Year-by-Year AQI in San Diego, California

YearMedian AQIGood DaysUnhealthy DaysDominant Pollutant
2014654839PM2.5
2015654641PM2.5
2016683042PM2.5
2017684162Ozone
2018672835PM2.5
2019663825PM2.5
2020743349PM2.5
2021675216PM2.5
2022634226PM2.5
2023676144Ozone

Health Context for San Diego, California

Across the past five years, this area has logged 160 days where AQI rose into the "Unhealthy for Sensitive Groups" range or worse — about 32 days per year, or roughly one every five to seven days. That is well above the national norm and explains the D grade.

Treat daily AQI forecasts as essential input. On flagged days, sensitive groups (asthma, COPD, heart disease, pregnancy, young children, older adults) should limit outdoor exertion and keep windows closed. A HEPA air cleaner sized to a bedroom or family room can cut indoor PM2.5 by 80%+ during smoke or pollution events. Because PM2.5 penetrates deep into the lungs and bloodstream, an N95 or KN95 mask provides meaningful protection on smoky or high-particulate days — surgical masks do not.

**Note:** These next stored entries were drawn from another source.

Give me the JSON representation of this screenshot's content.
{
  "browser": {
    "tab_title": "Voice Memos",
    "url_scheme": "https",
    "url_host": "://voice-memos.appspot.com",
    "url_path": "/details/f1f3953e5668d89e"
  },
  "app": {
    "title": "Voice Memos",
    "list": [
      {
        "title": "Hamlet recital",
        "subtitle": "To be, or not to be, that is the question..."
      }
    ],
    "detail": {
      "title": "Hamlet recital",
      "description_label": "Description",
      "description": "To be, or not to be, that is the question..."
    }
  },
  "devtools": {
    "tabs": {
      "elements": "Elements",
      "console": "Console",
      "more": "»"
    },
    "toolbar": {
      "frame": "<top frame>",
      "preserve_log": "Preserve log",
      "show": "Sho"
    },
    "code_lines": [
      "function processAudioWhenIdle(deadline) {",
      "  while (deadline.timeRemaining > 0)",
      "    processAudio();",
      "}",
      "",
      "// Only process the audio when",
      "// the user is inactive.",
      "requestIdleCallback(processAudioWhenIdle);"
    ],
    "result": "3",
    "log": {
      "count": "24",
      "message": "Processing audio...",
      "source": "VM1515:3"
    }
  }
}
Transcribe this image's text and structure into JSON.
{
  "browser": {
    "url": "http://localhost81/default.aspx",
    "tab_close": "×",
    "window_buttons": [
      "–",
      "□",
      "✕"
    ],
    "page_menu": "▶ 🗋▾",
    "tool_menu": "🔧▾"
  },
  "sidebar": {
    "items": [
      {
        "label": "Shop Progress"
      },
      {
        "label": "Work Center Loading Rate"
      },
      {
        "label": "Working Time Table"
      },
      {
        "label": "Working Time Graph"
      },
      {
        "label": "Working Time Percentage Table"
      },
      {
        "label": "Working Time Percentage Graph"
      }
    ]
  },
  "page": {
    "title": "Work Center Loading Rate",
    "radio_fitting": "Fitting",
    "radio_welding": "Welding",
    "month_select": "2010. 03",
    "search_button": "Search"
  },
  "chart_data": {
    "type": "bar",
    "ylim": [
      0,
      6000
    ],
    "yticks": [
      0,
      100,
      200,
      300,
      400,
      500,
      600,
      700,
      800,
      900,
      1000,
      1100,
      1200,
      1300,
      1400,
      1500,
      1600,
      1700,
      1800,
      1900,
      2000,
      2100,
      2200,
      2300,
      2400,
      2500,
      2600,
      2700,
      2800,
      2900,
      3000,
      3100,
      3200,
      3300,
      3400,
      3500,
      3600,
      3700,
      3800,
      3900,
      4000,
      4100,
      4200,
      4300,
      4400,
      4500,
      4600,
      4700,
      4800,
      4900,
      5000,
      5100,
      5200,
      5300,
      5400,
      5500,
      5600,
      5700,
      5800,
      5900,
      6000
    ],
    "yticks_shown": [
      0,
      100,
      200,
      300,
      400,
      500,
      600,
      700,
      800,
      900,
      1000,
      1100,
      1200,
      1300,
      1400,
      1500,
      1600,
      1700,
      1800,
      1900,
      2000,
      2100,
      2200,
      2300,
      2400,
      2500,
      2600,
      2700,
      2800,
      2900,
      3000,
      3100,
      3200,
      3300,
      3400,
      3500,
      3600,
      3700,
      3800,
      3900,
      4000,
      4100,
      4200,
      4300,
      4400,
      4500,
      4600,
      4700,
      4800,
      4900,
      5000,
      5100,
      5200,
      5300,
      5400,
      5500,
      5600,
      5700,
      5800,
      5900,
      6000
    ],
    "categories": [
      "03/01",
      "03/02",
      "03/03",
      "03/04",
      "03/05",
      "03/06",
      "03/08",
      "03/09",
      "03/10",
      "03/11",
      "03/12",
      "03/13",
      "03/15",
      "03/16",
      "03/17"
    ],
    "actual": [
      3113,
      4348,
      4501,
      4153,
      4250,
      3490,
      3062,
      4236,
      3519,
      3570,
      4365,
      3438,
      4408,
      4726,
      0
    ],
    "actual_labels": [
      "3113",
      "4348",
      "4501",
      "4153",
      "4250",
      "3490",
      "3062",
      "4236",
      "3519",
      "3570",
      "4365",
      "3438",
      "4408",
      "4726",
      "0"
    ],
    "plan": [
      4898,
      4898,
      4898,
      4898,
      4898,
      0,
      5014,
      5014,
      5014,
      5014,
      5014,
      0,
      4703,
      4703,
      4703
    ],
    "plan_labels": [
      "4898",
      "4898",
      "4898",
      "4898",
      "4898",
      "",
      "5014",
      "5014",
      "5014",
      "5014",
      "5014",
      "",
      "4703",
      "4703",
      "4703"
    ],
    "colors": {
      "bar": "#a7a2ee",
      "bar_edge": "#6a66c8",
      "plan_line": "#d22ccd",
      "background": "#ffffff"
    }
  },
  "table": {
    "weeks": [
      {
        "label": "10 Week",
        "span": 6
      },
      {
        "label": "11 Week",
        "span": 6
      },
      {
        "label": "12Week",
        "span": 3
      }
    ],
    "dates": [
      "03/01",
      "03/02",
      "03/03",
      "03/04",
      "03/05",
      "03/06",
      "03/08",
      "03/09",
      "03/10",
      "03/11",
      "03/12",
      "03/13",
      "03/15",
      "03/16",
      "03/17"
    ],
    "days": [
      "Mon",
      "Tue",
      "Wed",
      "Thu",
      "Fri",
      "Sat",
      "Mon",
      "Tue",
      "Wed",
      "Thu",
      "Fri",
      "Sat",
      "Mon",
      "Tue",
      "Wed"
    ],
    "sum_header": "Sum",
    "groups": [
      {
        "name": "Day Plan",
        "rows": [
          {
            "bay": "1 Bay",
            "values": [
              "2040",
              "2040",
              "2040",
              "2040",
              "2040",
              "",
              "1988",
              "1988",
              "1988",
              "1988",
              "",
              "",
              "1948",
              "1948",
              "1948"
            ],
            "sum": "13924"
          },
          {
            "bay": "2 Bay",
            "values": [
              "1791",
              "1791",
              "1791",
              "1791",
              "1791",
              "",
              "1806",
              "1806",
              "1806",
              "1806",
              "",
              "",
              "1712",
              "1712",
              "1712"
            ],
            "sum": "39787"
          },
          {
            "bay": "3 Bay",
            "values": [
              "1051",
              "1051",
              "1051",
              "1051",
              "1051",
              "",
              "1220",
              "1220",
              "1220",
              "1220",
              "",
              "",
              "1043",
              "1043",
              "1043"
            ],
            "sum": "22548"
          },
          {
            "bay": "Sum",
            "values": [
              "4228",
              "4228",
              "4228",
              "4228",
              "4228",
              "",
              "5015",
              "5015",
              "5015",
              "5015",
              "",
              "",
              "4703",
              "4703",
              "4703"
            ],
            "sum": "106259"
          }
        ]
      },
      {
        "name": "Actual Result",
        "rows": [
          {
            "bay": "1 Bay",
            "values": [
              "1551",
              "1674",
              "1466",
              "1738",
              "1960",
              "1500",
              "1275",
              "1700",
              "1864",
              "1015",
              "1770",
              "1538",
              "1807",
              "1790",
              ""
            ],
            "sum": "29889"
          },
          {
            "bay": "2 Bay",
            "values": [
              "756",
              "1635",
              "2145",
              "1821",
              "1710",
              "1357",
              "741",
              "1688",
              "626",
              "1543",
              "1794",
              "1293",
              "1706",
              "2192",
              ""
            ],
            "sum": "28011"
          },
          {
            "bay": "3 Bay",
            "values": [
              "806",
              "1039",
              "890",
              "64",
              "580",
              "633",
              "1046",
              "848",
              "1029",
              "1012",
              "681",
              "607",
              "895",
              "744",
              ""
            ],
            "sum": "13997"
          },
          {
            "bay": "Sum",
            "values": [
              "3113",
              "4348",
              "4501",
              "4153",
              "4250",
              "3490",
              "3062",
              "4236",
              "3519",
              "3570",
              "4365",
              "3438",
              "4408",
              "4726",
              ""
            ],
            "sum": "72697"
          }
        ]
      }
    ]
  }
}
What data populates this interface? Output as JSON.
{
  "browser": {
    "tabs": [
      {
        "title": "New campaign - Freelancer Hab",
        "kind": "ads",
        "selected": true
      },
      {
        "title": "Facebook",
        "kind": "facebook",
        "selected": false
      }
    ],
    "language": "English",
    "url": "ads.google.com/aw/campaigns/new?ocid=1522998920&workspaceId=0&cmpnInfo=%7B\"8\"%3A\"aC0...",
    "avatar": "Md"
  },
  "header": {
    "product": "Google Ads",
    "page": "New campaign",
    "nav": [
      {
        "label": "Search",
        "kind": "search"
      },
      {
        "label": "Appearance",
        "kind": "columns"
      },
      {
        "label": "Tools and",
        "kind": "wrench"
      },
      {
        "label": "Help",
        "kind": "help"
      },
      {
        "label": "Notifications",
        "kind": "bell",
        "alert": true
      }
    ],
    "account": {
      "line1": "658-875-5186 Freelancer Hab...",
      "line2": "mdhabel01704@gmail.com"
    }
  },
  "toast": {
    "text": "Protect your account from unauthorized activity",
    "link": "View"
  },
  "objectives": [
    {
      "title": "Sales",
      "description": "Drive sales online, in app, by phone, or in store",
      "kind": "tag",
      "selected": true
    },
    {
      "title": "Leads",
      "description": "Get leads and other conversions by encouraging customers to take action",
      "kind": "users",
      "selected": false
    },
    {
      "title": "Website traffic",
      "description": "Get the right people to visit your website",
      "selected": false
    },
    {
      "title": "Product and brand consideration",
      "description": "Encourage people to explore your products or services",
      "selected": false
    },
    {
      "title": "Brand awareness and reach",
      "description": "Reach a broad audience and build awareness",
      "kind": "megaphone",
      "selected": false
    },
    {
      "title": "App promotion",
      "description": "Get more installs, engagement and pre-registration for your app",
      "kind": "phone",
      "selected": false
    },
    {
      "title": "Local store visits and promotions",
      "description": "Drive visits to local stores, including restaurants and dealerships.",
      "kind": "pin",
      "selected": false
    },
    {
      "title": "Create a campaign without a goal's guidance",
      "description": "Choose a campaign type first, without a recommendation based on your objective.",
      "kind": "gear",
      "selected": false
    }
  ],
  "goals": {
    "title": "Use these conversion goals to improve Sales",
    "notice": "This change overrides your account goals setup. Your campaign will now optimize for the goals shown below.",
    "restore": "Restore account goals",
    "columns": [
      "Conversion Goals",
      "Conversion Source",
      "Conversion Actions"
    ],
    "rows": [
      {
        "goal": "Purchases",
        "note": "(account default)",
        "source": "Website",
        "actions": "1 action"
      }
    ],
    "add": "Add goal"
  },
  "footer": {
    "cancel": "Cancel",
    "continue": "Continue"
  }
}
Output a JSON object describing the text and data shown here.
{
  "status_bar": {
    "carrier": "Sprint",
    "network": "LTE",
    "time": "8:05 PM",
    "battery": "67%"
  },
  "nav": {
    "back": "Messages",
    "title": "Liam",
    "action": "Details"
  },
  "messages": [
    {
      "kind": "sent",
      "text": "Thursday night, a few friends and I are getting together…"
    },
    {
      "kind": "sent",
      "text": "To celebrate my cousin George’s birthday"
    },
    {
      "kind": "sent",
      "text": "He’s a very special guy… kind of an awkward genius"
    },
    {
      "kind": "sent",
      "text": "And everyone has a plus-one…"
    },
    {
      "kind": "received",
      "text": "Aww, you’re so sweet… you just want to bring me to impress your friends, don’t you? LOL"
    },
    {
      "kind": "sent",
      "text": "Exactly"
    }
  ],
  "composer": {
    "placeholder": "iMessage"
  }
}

How This Grade Is Calculated

The AirHistory Air Quality Grade combines four signals: the 5-year median AQI (40% of the score), the 10-year trend direction (30%), the count of unhealthy days per year (20%), and the dominant pollutant type (10%). All four come directly from the EPA Air Quality System (AQS), which aggregates readings from federally certified monitors. Read the full methodology.

San Diego, California has an Air Quality Grade of D (poor) with a 5-year median AQI of 67. The dominant pollutant is Fine Particulate Matter (PM2.5), and air quality has been stable over the past decade.

The data source behind this answer is the EPA Air Quality System (AQS). Every figure on the page traces back to that source; the methodology page describes the inputs and the refresh cadence in full detail.

For readers turning this answer into action: cross-reference against the underlying the EPA Air Quality System (AQS) record before acting on time-sensitive decisions. The site renders the data as it was published; subsequent revisions can shift the picture, and the live federal data is always the authoritative current reference.